11 April 2020. Vatican News: Pope Francis presided over the most solemn and noblest of all solemnities, the Easter Vigil, on Saturday evening in a near empty St Peter’s Basilica. Millions around the globe, however, joined the Vicar of Christ through television, radio, and other digital platforms, to hear the Easter proclamation resound once again in their hearts, in their homes, and in the entire world.
His homily focused on two gifts that the Risen Christ offers to every disciple of every age: hope and courage.
First Holy Saturday
It was women who were active on the first Holy Saturday, Pope Francis noted. And we can relate to them in a particular way this year, he continued.
“They, like us, had before their eyes the drama of suffering, of an unexpected tragedy that happened all too suddenly. They had seen death and it weighed on their hearts.”
But the situation they had lived did not paralyze these women. Rather, they did something “simple yet extraordinary” — they prepared “at home the spices to anoint” Jesus’ body.
“They did not stop loving; in the darkness of their hearts, they lit a flame of mercy.”
Another woman, Our Lady, spent the day in prayer. That day, the Pope reminded us, would one day be dedicated to her honour.
“Jesus, like a seed buried in the ground, was about to make new life blossom in the world; and these women, by prayer and love, were helping to make that hope flower.”
With dawn comes hope
With dawn comes hope, in the person of Jesus, whom the women meet.
“Do not be afraid, do not yield to fear: This is the message of hope. It is addressed to us, today. These are the words that God reeats to us this very night.””
Hope is our right, Pope Francis declared. It is a hope that comes from God. It’s not optimism, he clarified, but a “gift from heaven” that we have not “earned on our own”. “All will be well”, has been our chant in the past weeks, he acknowledged. But with the passing of the weeks, “the boldest hope can dissipate”.
“Jesus’ hope is different. He plants in our hearts the conviction that God is able to make everything work unto good, because even from the grave He brings life.”
Our hope is in a person who emerged from a place where no one else has ever emerged – a grave.
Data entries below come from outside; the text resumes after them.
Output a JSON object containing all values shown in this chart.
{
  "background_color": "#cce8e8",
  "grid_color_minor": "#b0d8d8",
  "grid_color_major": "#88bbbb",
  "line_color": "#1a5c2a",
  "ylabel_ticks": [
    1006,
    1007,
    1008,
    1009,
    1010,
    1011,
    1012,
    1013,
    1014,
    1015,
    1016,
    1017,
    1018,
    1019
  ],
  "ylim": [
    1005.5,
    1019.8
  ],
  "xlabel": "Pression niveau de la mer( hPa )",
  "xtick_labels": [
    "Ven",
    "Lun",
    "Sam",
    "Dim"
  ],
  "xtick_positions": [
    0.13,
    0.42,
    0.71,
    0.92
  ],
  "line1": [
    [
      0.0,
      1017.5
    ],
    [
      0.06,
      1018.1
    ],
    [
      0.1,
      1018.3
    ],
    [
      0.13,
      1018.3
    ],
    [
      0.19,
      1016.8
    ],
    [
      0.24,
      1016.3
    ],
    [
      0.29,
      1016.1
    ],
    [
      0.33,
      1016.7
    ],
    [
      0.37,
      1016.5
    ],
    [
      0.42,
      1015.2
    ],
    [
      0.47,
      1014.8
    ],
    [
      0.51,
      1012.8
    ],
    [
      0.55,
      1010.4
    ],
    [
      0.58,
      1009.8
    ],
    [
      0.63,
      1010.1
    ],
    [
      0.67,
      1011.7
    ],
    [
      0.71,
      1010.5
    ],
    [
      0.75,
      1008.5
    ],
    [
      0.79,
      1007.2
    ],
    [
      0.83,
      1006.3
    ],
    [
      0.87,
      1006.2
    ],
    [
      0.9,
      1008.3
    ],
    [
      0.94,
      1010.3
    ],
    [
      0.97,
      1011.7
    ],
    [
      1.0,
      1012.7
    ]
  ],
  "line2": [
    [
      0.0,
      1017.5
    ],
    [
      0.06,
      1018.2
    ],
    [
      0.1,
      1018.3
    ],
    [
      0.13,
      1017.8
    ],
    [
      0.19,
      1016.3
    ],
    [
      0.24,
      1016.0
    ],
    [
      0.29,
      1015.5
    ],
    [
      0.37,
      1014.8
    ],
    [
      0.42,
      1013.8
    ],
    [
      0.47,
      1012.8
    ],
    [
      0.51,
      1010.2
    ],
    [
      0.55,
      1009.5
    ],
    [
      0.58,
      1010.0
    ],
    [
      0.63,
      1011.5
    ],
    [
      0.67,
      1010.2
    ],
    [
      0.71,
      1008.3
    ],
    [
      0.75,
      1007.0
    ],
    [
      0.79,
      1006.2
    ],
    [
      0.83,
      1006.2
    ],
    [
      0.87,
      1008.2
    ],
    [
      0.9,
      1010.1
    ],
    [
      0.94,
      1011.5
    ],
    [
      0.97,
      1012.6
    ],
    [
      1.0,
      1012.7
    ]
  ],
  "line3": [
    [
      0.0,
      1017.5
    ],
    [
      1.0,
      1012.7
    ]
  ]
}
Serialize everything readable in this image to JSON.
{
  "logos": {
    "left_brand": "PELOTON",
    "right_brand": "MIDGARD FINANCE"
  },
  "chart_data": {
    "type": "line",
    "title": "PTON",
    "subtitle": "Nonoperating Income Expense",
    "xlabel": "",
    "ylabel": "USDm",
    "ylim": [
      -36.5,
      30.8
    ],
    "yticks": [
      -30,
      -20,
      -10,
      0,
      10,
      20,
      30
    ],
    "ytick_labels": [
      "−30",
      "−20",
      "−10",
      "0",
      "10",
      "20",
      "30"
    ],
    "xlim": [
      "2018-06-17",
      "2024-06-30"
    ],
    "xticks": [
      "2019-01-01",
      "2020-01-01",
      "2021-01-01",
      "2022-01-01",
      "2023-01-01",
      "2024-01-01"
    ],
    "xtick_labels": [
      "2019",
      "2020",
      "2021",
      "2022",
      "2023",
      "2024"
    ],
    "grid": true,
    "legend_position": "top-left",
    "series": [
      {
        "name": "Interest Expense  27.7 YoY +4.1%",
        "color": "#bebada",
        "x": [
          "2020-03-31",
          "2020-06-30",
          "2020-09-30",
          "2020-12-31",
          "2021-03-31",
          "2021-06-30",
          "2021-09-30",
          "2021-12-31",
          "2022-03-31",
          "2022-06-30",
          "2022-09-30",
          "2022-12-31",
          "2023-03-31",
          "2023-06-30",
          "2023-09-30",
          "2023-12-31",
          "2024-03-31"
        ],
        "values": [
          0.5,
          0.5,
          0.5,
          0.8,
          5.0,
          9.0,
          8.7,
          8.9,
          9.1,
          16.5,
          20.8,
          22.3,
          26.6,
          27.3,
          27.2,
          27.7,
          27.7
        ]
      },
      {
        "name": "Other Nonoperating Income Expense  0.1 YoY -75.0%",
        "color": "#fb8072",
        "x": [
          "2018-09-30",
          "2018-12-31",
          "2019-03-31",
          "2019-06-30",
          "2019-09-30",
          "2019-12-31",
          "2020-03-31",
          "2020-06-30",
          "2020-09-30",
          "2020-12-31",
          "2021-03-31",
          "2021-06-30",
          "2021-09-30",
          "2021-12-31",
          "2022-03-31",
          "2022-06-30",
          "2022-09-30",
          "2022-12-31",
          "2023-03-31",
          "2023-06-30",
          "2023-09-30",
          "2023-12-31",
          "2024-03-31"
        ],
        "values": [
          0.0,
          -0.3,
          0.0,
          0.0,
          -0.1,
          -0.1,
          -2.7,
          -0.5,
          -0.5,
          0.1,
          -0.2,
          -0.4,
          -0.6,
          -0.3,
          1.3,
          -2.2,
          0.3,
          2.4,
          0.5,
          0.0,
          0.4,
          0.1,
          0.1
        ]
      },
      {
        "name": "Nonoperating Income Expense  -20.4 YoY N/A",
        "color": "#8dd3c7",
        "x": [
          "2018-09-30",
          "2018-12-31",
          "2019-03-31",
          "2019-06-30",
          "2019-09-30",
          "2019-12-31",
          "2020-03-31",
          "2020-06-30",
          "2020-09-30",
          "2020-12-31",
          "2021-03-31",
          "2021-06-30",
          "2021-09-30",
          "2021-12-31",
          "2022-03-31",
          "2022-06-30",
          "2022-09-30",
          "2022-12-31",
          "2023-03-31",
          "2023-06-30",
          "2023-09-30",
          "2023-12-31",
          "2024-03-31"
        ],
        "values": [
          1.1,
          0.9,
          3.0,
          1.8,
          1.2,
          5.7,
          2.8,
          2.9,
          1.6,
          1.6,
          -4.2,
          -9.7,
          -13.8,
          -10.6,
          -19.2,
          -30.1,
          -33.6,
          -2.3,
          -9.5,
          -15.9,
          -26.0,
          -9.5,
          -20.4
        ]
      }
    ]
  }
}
“He, who rolled away the stone that sealed the entrance of the tomb, can also remove the stones in our hearts…. He did not abandon us; He visited us and entered into our situations of pain, anguish and death. His light dispelled the darkness of the tomb: today He wants that light to penetrate even to the darkest corners of our lives.”
The Lord’s gift of courage can only be received by rolling away even the slightest stone we may have placed before our hearts. The light of the Risen Lord can thus penetrate our deepest fears. Just as Jesus preceded His disciples to Galilee, so “the Lord goes before us”, Pope Francis reminded us.
“It is encouraging to know that He walks ahead of us in life and in death. He goes before us to Galilee, that is, to the place which for Him and His disciples evoked the idea of daily life, family and work. Jesus wants us to bring hope there, to our everyday life. For the disciples, Galilee was also the place of remembrance, for it was the place where they were first called. Returning to Galilee means remembering that we have been loved and called by God.”
Galilee also signifies the place furthest from the “sacredness of the Holy City”. It was where heathens lived. That is where Jesus sent His disciples right after His resurrection. The Pope interprets this as a sign that His “message of hope should not be confined” only to holy places. It is meant for everyone, no matter where they live. We, Christians, need to “bring the song of life” wherever a Galilee exists around us, the Pope said. For if we “who have touched the Word of Life” don’t sing that song, he asked, who will?
“Let us silence the cries of death, no more wars! May we stop the production and trade of weapons, since we need bread, not guns. Let the abortion and killing of innocent lives end. May the hearts of those who have enough be open to filling the empty hands of those who do not have the bare necessities.”
Embracing Jesus’ feet
The women embraced those feet that had entered and emerged from the tomb, the feet that had “trampled death and opened the way of hope”.
“Today, as pilgrims in search of hope, we cling to you, Risen Jesus. We turn our backs on death and open our hearts to you, for you are Life itself.”